15. The petitioner having lost his claim upto the final Court cannot be permitted to make a capital out of the concessional observations of the Hon’ble High Court regarding the grant of succession certificate in respect of the amount lying in the bank in the name of Lachman Shukal in reagitating his claim. Having exhausted all forums upto the Hon’ble Supreme Court, the issuance of succession certificate in his favour does not give rise to a fresh cause of action to file revision petition by invoking the provisions of Displaced Persons (C&R) Act, 1954, as the proceedings had earlier attained finality with the orders of the Hon’ble Supreme Court in S.L.P. No. 3048 of 1997.
16. In the light of my foregoing discussion, I am of the opinion that the Ld. Chief Settlement Commissioner was fully justified in reaching the conclusion that the succession certificate in possession of Mehnga Singh had no relevance to the claim of the petitioner qua the land in dispute and that the revision petition was not maintainable. The same infirmity afflicts the present petition as well. In the result no error or irregularity is discernible in the approach of Ld. Chief Settlement Commissioner while passing the impugned order dated 14.7.1998. This petition is accordingly dismissed being devoid of any merits.
17. While parting with this order I cannot help observing that the death of Rukmani Devi having taken place in 1962 as alleged, there was no occasion for sale in 1967 of the land allotted to her in village Kamalpur. This is more so when Avtar Singh who was supposed to be her son and her successor is reported to have died in 1956 and a mutation of his succession is also reported to be existing to that effect. Therefore, there seems some substance in the allegation that the sale in village Kamalpur in the year 1967 was by a bogus person impersonating as Avtar Singh. This fact has found mention in the order of Managing Officer dated 22.8.1986 as also in the order of Settlement Commissioner dated 14.12.1987, yet no action was taken to probe the matter.
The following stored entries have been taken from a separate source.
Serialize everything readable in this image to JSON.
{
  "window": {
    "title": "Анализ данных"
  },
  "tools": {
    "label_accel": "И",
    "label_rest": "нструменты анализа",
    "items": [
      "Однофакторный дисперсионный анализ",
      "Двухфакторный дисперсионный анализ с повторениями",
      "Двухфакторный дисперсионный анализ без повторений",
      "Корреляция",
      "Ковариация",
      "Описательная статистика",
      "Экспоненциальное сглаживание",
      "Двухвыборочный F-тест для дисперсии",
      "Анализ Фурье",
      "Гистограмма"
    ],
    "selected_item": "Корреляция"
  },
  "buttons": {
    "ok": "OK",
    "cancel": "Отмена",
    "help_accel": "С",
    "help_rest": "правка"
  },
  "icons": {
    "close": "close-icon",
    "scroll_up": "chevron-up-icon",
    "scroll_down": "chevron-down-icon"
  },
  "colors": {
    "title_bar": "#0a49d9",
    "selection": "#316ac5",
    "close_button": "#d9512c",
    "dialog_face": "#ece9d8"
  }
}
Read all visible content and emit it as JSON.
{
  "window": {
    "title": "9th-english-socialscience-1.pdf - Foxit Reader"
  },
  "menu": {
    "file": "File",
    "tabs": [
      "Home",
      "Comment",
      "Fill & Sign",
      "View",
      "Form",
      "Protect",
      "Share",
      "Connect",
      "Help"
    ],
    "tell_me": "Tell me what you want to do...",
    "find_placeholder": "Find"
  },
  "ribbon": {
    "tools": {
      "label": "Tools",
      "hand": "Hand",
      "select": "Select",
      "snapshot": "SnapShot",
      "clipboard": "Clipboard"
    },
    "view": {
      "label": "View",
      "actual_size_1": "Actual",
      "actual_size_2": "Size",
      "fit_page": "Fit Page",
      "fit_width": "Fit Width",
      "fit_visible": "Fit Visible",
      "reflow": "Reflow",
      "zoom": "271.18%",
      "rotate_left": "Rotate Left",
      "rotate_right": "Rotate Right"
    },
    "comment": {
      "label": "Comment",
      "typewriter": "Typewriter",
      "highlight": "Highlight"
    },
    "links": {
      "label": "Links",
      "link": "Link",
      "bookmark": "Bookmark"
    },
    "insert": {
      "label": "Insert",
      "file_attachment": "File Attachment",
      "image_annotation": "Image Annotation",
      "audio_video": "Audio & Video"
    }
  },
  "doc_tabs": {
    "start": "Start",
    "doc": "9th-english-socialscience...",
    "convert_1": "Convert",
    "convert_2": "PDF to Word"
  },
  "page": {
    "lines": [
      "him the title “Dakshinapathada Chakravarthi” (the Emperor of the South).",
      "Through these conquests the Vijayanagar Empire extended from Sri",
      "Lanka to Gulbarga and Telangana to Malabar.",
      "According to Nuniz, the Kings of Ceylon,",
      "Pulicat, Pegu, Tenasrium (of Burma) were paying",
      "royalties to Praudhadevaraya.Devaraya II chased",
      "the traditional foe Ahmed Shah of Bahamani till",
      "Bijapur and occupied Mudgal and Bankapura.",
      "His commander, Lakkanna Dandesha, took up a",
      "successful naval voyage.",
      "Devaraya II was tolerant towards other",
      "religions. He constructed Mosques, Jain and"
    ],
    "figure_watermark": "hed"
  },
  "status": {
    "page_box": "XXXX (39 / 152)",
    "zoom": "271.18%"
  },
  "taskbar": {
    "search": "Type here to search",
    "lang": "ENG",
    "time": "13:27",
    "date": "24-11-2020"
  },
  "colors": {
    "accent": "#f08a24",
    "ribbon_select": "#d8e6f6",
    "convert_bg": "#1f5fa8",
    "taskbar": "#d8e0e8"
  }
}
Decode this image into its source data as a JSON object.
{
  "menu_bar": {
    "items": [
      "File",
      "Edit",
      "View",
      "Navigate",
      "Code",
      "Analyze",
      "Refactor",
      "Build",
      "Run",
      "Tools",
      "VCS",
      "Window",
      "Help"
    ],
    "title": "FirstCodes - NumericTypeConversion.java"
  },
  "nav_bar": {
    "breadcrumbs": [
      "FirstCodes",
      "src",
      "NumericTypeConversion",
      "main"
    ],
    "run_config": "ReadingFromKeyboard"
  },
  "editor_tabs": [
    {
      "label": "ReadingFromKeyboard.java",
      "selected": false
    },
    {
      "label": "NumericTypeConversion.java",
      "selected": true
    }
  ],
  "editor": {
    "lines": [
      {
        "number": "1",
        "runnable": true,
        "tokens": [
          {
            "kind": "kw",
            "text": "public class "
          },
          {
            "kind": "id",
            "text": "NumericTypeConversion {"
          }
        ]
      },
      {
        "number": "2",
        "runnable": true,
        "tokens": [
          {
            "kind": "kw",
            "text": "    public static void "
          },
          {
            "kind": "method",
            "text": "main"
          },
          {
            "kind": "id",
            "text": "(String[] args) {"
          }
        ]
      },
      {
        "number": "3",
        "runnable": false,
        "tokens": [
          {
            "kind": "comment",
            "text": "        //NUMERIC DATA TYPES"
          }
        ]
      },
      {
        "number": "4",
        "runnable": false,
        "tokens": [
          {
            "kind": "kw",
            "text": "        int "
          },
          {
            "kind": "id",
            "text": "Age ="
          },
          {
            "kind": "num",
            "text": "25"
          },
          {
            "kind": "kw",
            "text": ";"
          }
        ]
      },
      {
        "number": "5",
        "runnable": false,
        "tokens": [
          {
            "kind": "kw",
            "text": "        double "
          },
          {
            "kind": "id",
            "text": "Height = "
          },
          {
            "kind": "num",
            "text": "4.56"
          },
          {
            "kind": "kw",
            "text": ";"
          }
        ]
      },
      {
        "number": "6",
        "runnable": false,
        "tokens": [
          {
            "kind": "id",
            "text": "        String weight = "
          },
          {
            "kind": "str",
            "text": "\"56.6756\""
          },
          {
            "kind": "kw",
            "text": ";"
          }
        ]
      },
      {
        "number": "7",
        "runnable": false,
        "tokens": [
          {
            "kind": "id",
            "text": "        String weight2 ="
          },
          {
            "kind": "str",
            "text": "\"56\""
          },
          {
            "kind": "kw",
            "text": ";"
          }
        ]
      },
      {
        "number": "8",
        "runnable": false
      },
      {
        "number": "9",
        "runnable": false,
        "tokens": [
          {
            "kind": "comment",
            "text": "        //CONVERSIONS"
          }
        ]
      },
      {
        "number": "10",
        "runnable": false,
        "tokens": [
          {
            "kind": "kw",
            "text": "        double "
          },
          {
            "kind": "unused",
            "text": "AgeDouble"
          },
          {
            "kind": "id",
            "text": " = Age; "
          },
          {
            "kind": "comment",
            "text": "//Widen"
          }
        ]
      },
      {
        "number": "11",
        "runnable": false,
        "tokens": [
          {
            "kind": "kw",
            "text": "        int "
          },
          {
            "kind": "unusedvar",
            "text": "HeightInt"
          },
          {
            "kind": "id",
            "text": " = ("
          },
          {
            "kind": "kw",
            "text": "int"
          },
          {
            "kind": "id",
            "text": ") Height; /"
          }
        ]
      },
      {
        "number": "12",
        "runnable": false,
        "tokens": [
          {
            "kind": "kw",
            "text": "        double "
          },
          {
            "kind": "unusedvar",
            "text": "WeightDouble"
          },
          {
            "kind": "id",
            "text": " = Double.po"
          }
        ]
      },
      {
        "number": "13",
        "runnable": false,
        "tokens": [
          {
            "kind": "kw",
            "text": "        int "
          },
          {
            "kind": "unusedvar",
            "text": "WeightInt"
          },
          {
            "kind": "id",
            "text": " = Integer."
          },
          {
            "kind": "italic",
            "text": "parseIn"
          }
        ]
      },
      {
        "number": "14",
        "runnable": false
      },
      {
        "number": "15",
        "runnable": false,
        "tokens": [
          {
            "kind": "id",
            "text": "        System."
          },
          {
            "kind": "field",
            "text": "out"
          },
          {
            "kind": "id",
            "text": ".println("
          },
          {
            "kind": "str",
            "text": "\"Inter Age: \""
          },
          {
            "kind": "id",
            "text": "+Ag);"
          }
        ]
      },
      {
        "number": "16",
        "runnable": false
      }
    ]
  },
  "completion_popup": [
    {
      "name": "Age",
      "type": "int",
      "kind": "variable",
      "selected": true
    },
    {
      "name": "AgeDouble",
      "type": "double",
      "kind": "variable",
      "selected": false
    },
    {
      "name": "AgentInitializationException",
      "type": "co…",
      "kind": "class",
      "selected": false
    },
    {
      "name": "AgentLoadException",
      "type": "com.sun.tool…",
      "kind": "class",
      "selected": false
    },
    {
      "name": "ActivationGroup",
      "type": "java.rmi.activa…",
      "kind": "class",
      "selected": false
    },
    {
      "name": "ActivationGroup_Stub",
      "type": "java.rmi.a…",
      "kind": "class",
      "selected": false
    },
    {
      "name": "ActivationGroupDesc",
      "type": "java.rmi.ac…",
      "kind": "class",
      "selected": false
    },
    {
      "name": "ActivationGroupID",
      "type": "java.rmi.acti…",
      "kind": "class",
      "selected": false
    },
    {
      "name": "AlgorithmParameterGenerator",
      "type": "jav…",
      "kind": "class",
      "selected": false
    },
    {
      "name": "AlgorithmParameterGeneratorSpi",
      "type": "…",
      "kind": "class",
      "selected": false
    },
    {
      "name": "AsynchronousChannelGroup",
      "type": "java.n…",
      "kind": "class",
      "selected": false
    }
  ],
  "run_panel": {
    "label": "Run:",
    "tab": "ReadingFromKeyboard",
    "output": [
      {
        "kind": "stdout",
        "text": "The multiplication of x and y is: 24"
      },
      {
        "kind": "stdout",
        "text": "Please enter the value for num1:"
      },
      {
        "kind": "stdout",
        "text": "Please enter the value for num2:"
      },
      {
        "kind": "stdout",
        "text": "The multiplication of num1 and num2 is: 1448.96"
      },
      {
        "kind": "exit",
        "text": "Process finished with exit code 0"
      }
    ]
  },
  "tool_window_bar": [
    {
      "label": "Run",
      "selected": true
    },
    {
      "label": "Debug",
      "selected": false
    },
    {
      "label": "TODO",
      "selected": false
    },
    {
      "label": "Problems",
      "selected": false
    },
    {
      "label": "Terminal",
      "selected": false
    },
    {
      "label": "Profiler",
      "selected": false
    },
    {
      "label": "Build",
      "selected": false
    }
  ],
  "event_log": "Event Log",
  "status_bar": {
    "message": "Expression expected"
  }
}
This gives rise to the suspicion that the various orders canceling the allocation in village Dhaliwal and upholding the allocation in village Kamalpur were passed with the sole purpose of accommodating Baldev Singh etc. the alleged vendees of Rukmani Devi. Deputy Commissioner should have a detailed inquiry conducted into the subject and if it is proved that the sale was fraudulent then in the context of the fact that there is no successor of Rukmani Devi on the horizon, the land would be liable to be reverted back to the Compensation Pool. Action taken & result thereof be intimated to the Officer of the Financial Commissioner Revenue in the Rehabilitation Branch within a period of four months for which purpose a copy of this order be also endorsed to the said Branch.